Data – big or small – has tremendous potential for use (and misuse).  For example, using mobile apps to keep track of one’s own physical activity or caloric intake may empower individuals to improve their health.  Should other parties (e.g., that app’s developer, physician, employer, insurance company, online friends) be able to access the same information, and if so, under what conditions? As another example, expressing one’s own feelings and preferences on a social media platform may strengthen bonds within a professional community or a family group, expedite academic collaborations, and/or improve an individual’s sense of belonging.  However, may those same messages – freely expressed in a public domain – be re-purposed for a study of mental health trends or for marketing strategies; and if so – when/how/by whom, or why/why-not?  Questions like these touch on a host of ethical and legal issues that only recently began to be explored in depth, even as new norms of individual behavior, human interactions, and treatment of data are evolving.     

“Pervasive” data – a term used by data and social scientists to describe data left by users of social platforms and smart devices – is being utilized by a variety of stakeholders, but without any consensus on how or whether to seek users’ consent to such usage.  Some of the data are generated by human users intentionally (e.g., online comments), while other types of data are produced as a “by-product” of human activity (e.g., browser search history).  So how should this data be treated? Is capturing pervasive data a type of observational research conducted in a public space? Or are users who generate pervasive data human subjects? Is the use of pervasive data akin to a secondary analysis of established data? Is analyzing word choices in a work of literature different from analyzing online commentary?  The underlying fundamental questions – among many others – are what researchers at project PERVADE are examining.  The principal investigators (PIs) of PERVADE work across disciplines, come from several academic institutions, and are uniquely pursuing these questions in the social-science space.  The project started in the Fall of 2017 with the funding of the National Science Foundation, in response to a need for ethical clarity perceived by the growing community of social-science researchers relying on pervasive data.

According to PI Katie Shilton (Associate Professor, University of Maryland-College Park), PERVADE’s various subprojects and empirical outcomes could generate a fresh set of ethical guidelines or educational materials that would clarify for data scientists and others utilizing pervasive data how to ethically study people’s “digital footprints.” A “consensus code of ethics” could also subsequently stir up legal and regulatory activity, as was the case with the Common Rule.       

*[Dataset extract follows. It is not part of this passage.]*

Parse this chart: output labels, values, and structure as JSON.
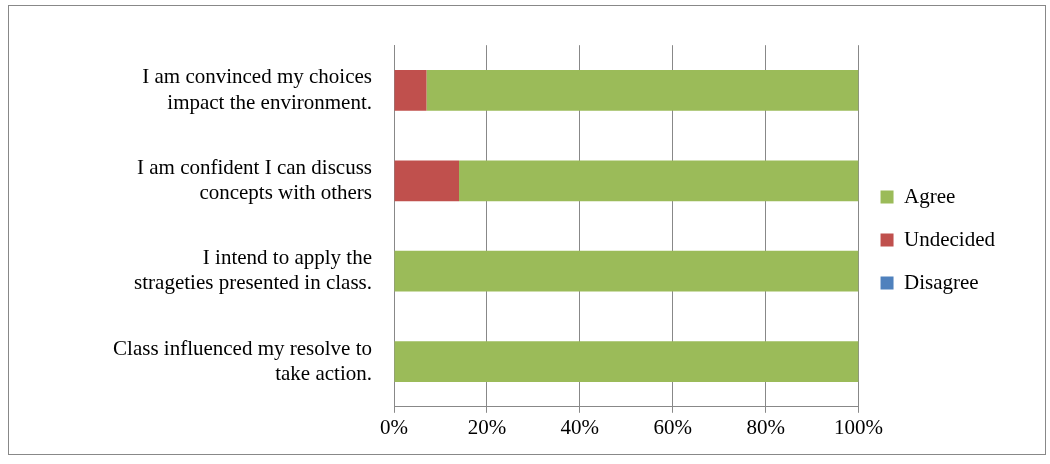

To accomplish its goals, PERVADE set out to explore several areas or subprojects, including:

  • The types of new data forms and types of data uses in scientific research.
  • Users’ attitudes towards their online and smart-device data being used in research.
  • Current regulatory structures and the extent to which it may be applicable to “digital research”.
  • Existing and emerging approaches to handling ethical questions by academia and various industry participants (e.g., online platform providers, smart device manufacturers, etc.).
  • Current corporate practices of collecting and using personal data.
  • The challenges of translating the legal complexities of online spaces for laymen users.

Some ethical principles and legal and regulatory guidelines already exist and somewhat apply to the challenges that pervasive data creates, but these resources are largely silent on this particular matter.  For example, in an interview with DBRonData, Nadia N. Sawicki (Professor of Law, Loyola University Chicago School of Law, not affiliated with PERVADE), pointed out that in the US, for health-related data, the Health Insurance Portability and Accountability Act (HIPAA), or the Institutional Review Boards (IRBs), or the more general US Federal Common Rule may offer some models for social-science researchers, but they are not broad enough in the types of data covered, and not detailed enough with respect to pervasive data.  Similarly, the forthcoming European General Data Protection Regulation (GDPR), which will apply to the data of European users, may be overly broad and will need to be interpreted for specific practical cases. Sawicki further commented that users’ own opinions on the use of pervasive data is a rich, original source of information that has seemingly gone untapped.

In a separate interview, Jordan Paradise (Professor of Law, Loyola University Chicago School of Law, not affiliated with PERVADE), expressed her view that the PERVADE project is “very timely as much of the ethical/legal/societal questions have gone unexamined”, even though the questions of ethics may have been addressed in the past within narrower fields, such as the Ethical, Legal and Societal Implications (ELSI) of the Human Genome Project, or the Neuroethics Division of the BRAIN initiative, or the Former Bioethics Commissions.

With the rise of pervasive data, the ethics of using ‘’big data’’ from digital health applications became the focus of a more recent network Connected and Open Research Ethics (CORE) hosted by the University of San Diego.  There are also academic groups looking at the ethics of using ‘‘small data’’ – i.e., data unintentionally left by users, and not limited to the health data – such as the Small Data Lab @ Cornell Tech.

All of the researchers interviewed by DBRonData stressed the value of a broad-based collaboration to explore the ethical issues, and saw much value in PERVADE and other communal efforts to develop a well-thought-out framework for ethical uses of digital information.